Casi no me percato que ya estuviese despierto. Sus silentes pasos de algodón, caminando descalzo todavía, sobre el piso de arcilla suelta de su apretada habitación en la vieja casita de adobe, cuidándose de soltar cualquier ínfimo ruido, perturbador del sueño, que fuera a delatar sus intenciones, no fue suficiente precaución para no ser descubierto por alguien que a horas mucho antes de caer el alba, ya espabilado, ronda los familiares recovecos de la humilde propiedad, con los ojos bien abiertos. -¿A dónde vas mijito? –lo sorprendí diciéndole– cuando metía la totalidad de sus flacas pertenencias en una bolsa floja de manta gruesa donde le cabía la vida. –¡Huy apá! –exclamó, dando un brinco, asustado– instantáneamente volteando la mirada hacia la entrada; unas tablas desajustadas, embijadas de cal ceniza, que le servían de puerta al cuarto. -Me voy –respondió con tono resignado y el semblante desencajado de una cara triste– en busca de futuro.
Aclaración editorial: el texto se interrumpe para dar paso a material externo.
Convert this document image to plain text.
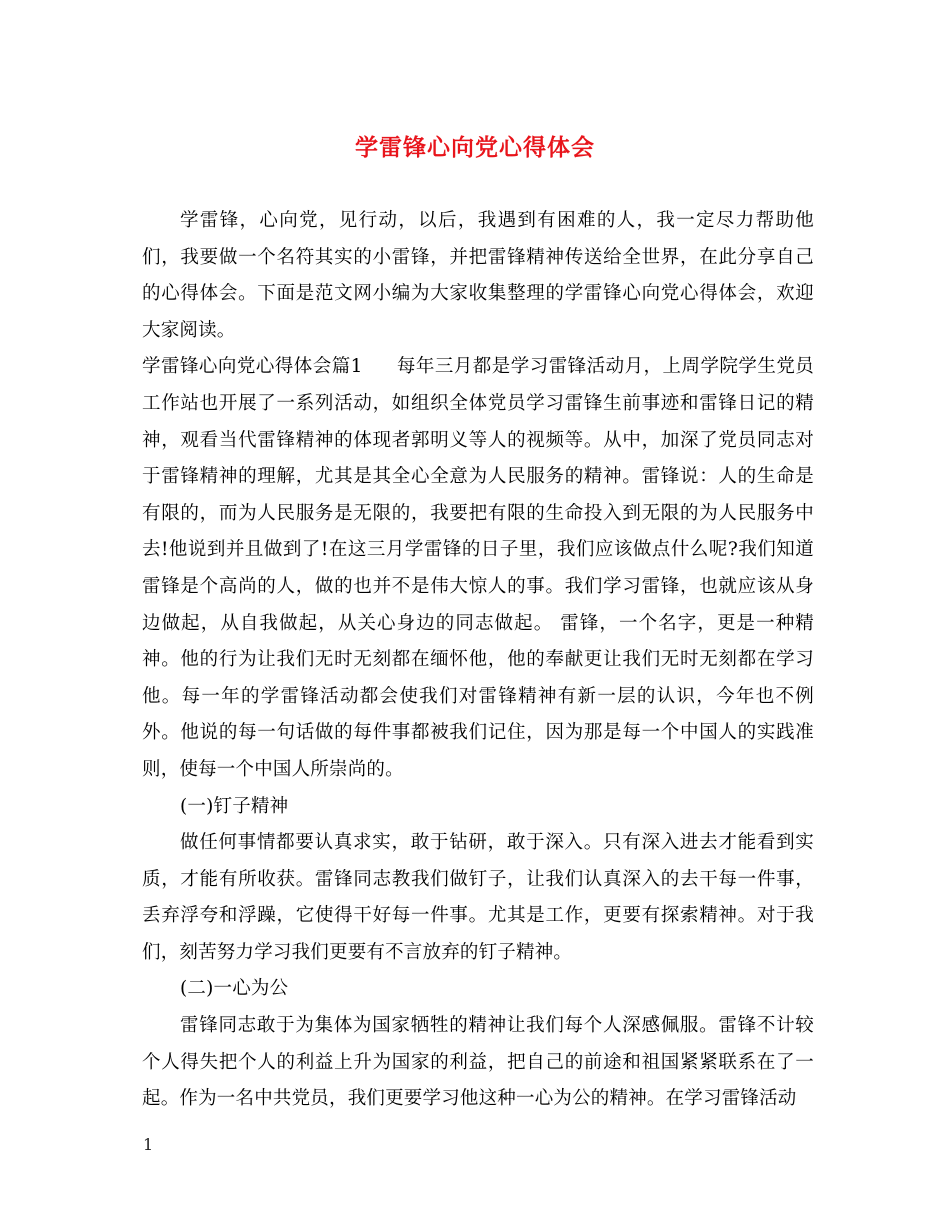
学雷锋心向党心得体会

学雷锋，心向党，见行动，以后，我遇到有困难的人，我一定尽力帮助他们，我要做一个名符其实的小雷锋，并把雷锋精神传送给全世界，在此分享自己的心得体会。下面是范文网小编为大家收集整理的学雷锋心向党心得体会，欢迎大家阅读。

学雷锋心向党心得体会篇1 每年三月都是学习雷锋活动月，上周学院学生党员工作站也开展了一系列活动，如组织全体党员学习雷锋生前事迹和雷锋日记的精神，观看当代雷锋精神的体现者郭明义等人的视频等。从中，加深了党员同志对于雷锋精神的理解，尤其是其全心全意为人民服务的精神。雷锋说：人的生命是有限的，而为人民服务是无限的，我要把有限的生命投入到无限的为人民服务中去!他说到并且做到了!在这三月学雷锋的日子里，我们应该做点什么呢?我们知道雷锋是个高尚的人，做的也并不是伟大惊人的事。我们学习雷锋，也就应该从身边做起，从自我做起，从关心身边的同志做起。 雷锋，一个名字，更是一种精神。他的行为让我们无时无刻都在缅怀他，他的奉献更让我们无时无刻都在学习他。每一年的学雷锋活动都会使我们对雷锋精神有新一层的认识，今年也不例外。他说的每一句话做的每件事都被我们记住，因为那是每一个中国人的实践准则，使每一个中国人所崇尚的。

(一)钉子精神

做任何事情都要认真求实，敢于钻研，敢于深入。只有深入进去才能看到实质，才能有所收获。雷锋同志教我们做钉子，让我们认真深入的去干每一件事，丢弃浮夸和浮躁，它使得干好每一件事。尤其是工作，更要有探索精神。对于我们，刻苦努力学习我们更要有不言放弃的钉子精神。

(二)一心为公

雷锋同志敢于为集体为国家牺牲的精神让我们每个人深感佩服。雷锋不计较个人得失把个人的利益上升为国家的利益，把自己的前途和祖国紧紧联系在了一起。作为一名中共党员，我们更要学习他这种一心为公的精神。在学习雷锋活动

1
Aquí, por más sudor con que se rieguen los riesgosos surcos de la labranza, y por más fe con que se abone la tierra marchita, no se cultiva promesa alguna, más que la esperanza puesta en la misericordia de Dios, que el año siguiente será menos malo que el anterior. (No hubo palabra, salida de la atragantada garganta del anciano, que pudiese convencerlo). –“Cuide de mi amá bendita, de mi abnegada esposa, de mis adorados hijos y de mis hermanos”, imploró con lágrimas de dolor amargo, rodando de sus ojos húmedos por las mejillas de su impotente rostro. “Si me va bien –prosiguió con la voz entrecortada ya casi imperceptible– a la vuelta de la esquina los mando a traer para que estemos juntos”. “Ya voy tarde –dijo– me esperan mis compañeros peregrinos de la caravana; unos que llevan meses buscando sustento digno y no hay empleos, ni por hora, ni por día, ni siquiera trabajo por comida, por ningún lado; otros que prefieren no agarrar por los atajos prohibidos y terminar enredados en las maras de sus barrios; y alguna que otra alma desahuciada, temerosa de ir a empeñar la vida, si es que es vida lo que queda, víctima de las crueles garras de la violencia”. Nada más qué decir. Un silencio sepulcral, apagando todo riesgo de reflexión, fue el único testigo del apretado abrazo de despedida.
(Contame –tercia el Sisimite– ¿y qué fin tuvo? -Pues –suspira Winston– según escuchamos del anciano la otra parte del cuento migratorio, fue una periplo accidentado, largo y hostil. Las primeras caravanas en tránsito, si te acordás, fueron recibidas con muestras de solidaridad por los mexicanos. Pero a medida que las autoridades dieron la espalda a su política de hermandad y respeto a los derechos humanos, les echaron encima la guardia nacional a los migrantes, para atajarlos. Se supo que el muchacho recorrió a pie, kilómetros y kilómetros. Por inhóspitos caminos de espinas desafiando recurrentes peligros; sufrió, sin un bocado de comida, ni probar un sorbo de agua, los calores abrazadores de un desierto despiadado, que consume el cuerpo y el espíritu; atravesó ríos furiosos, en oración silenciosa, pidiendo ayuda divina: fuerza suficiente para no flaquear y continuar. Con sus compañeros de viaje, compartieron miradas de aliento y de miedo, de angustia y de esperanza. Pero en su mente, como último refugio cuando todo parecía perdido, la sola presencia del rostro de los suyos, que quedaron atrás, fueron inspiración dichosa de constante estímulo y bálsamo de ánimo. La frontera, cual ilusorio espejismo, se sentía a veces cerca, a veces inalcanzable. -¿Ajá –se desespera el Sisimite– y qué hubo al final? -Varios de sus amigos –prosigue Winston– no alcanzaron el destino. Él, de un calvario que pareció eterno –milagro de la Providencia– pudo finalmente cruzar el umbral. Religiosamente llegan las remesas, ya que pudo conseguir un buen trabajo).